Booksellers berate sales of customised books
By Motolani AbdulGafar
Booksellers in Ejigbo have continued to lament low sales, claiming that private schools are causing their predicament.
According to them, the habitual sale of customized books and stationeries to students by private schools is the major factor contributing to their low sales.
In separate interviews with ECHONEWS, booksellers in Ejigbo complained that they have not made good sales seven weeks after schools resumed..
Owner of Needs Bookshop, Mr. Obidike Chukwudi, disclosed that private school owners prefer patronising authors who do not distribute their publications for sale in bookshops for fear of piracy.
He also noted that private schools have cultivated the habit of using customised exercise books rather than allowing their students to buy from bookshops.

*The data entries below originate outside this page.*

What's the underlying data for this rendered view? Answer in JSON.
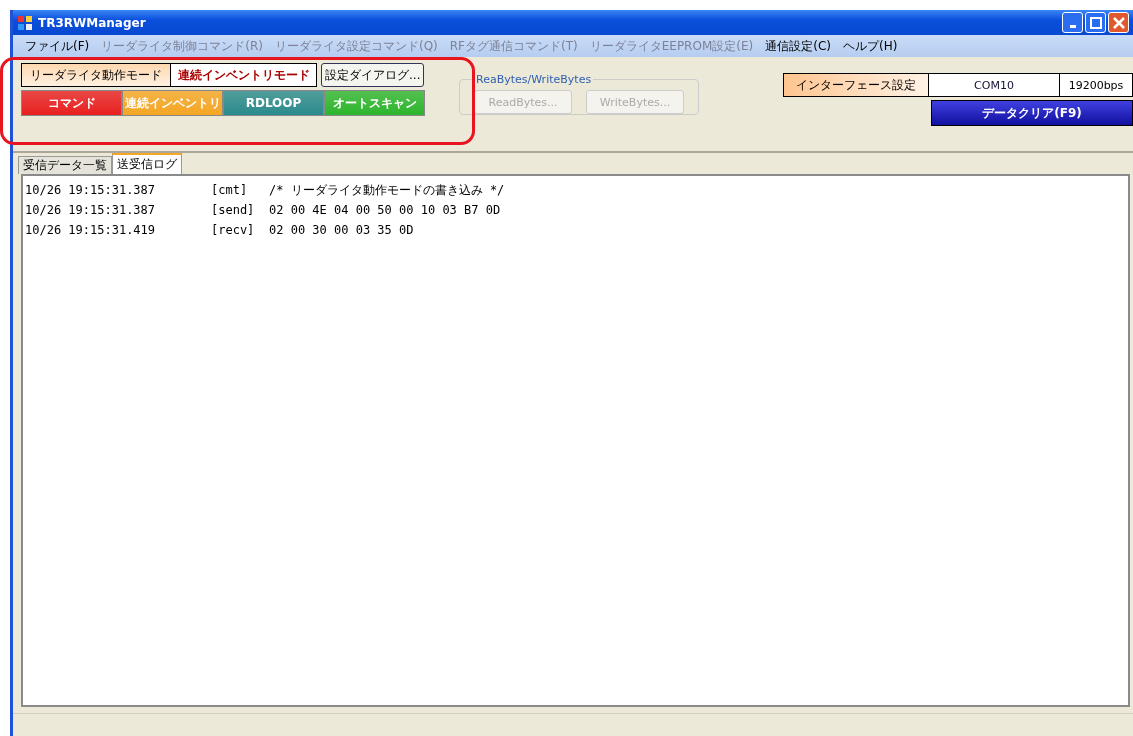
{
  "window": {
    "title": "TR3RWManager"
  },
  "menu": [
    {
      "label": "ファイル(F)",
      "disabled": false
    },
    {
      "label": "リーダライタ制御コマンド(R)",
      "disabled": true
    },
    {
      "label": "リーダライタ設定コマンド(Q)",
      "disabled": true
    },
    {
      "label": "RFタグ通信コマンド(T)",
      "disabled": true
    },
    {
      "label": "リーダライタEEPROM設定(E)",
      "disabled": true
    },
    {
      "label": "通信設定(C)",
      "disabled": false
    },
    {
      "label": "ヘルプ(H)",
      "disabled": false
    }
  ],
  "mode": {
    "label": "リーダライタ動作モード",
    "value": "連続インベントリモード",
    "dialog_button": "設定ダイアログ..."
  },
  "mode_buttons": [
    {
      "label": "コマンド",
      "color": "#e82020"
    },
    {
      "label": "連続インベントリ",
      "color": "#f5a623"
    },
    {
      "label": "RDLOOP",
      "color": "#2a8a8c"
    },
    {
      "label": "オートスキャン",
      "color": "#2db52d"
    }
  ],
  "bytes_group": {
    "title": "ReaBytes/WriteBytes",
    "buttons": [
      {
        "label": "ReadBytes...",
        "disabled": true
      },
      {
        "label": "WriteBytes...",
        "disabled": true
      }
    ]
  },
  "interface": {
    "label": "インターフェース設定",
    "port": "COM10",
    "baud": "19200bps",
    "clear_button": "データクリア(F9)"
  },
  "tabs": [
    {
      "label": "受信データ一覧",
      "selected": false
    },
    {
      "label": "送受信ログ",
      "selected": true
    }
  ],
  "log": [
    {
      "time": "10/26 19:15:31.387",
      "type": "[cmt]",
      "text": "/* リーダライタ動作モードの書き込み */"
    },
    {
      "time": "10/26 19:15:31.387",
      "type": "[send]",
      "text": "02 00 4E 04 00 50 00 10 03 B7 0D"
    },
    {
      "time": "10/26 19:15:31.419",
      "type": "[recv]",
      "text": "02 00 30 00 03 35 0D"
    }
  ]
}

He stated: “The state government usually purchases books directly from authors who, for fear of market competition and piracy, restrict the circulation of their publications while private school owners get theirs from available open market. This has been a setback for us over the years.
“Presently, the costs of books we have now are higher due to the hike in the cost of purchasing them because bookshop business is capital intensive but it is a setback for us because few customers that patronize us are already complaining of the high price of our books.
“Most of the books you see on our shelves are not produced in Nigeria because of the capital required for production. Many authors prefer producing their books outside Nigeria to save cost for the amount spent on electricity, papers, ink and others is higher here in Nigeria. We believe that the government can help to reduce the cost of production.”
Also speaking, the owner of Cosmos and Co. Bookshop explained that bookshop owners in Ejigbo do not have an organised body to oversee their affairs in a coordinated manner.
“I believe that if we have a registered body, something like Booksellers Association of Nigeria (BAN), Ejigbo branch that would cooperatively relate with Lagos State Association of Bookshops and Stationers in Nigeria (LASBAN), we would have long reached out to people higher than us that would help regulate our business.”
He condemned the private schools for not patronising bookshops, appealing to them not to restrict students from buying books and stationeries outside school.